News for this August 10th, 70 years ago was full of anticipation mixed with caution. Shortly after reports of the Nagasaki Atomic Bomb attack surfaced, and after President Truman went to address the nation on the status of the war, word came from Tokyo Radio that Japan had accepted, at least in principle, the terms laid down during the Potsdam Conference earlier in the year.
The sticking point was Japan’s retaining of The Emperor as ruling head of Japan. And despite there being no mention of The Emperor in the Potsdam ultimatum, the Allies reiterated the surrender terms were unconditional.
And so the diplomatic wrangling went on. And news of the end of World War 2 was tempered, at least for a while.
Meanwhile, Russia was wasting no time jumping into the Pacific War. With major advances throughout China and as far south as Korea, and occupying Formosa and Sakhalin Island.
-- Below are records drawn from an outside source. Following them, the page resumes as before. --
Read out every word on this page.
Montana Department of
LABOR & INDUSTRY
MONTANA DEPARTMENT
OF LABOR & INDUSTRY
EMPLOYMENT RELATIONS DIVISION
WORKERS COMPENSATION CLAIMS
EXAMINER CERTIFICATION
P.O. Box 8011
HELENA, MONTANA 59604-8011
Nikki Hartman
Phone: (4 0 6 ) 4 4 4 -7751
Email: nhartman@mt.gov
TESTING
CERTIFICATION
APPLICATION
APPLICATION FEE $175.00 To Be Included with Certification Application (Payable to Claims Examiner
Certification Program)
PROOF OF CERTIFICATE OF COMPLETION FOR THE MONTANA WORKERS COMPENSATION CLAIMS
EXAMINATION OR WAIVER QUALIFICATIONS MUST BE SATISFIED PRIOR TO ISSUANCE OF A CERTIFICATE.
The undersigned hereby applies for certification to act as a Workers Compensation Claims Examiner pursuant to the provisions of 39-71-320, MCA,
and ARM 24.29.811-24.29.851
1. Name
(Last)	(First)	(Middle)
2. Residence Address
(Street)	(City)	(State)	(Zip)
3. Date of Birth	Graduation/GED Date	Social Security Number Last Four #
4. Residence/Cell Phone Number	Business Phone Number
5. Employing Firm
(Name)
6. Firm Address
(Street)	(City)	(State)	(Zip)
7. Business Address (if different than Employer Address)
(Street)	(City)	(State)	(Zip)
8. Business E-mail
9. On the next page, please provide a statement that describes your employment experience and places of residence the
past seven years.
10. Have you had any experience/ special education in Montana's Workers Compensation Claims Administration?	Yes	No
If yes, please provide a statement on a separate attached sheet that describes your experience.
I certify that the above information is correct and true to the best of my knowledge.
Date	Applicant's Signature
And so reports on this August 10th in 1945 about the anticipated surrender of Japan and the official end of World War 2 had many excited, it also had some concerned over the future – we were on a war footing for so long, how were we going to act to a world in peace? For a while, we forgot about the devastating new weapon we had, and that the latest bomb destroyed most of Nagasaki, leaving some 70,000 dead and disintegrated in its wake. Those were all questions waiting to be asked.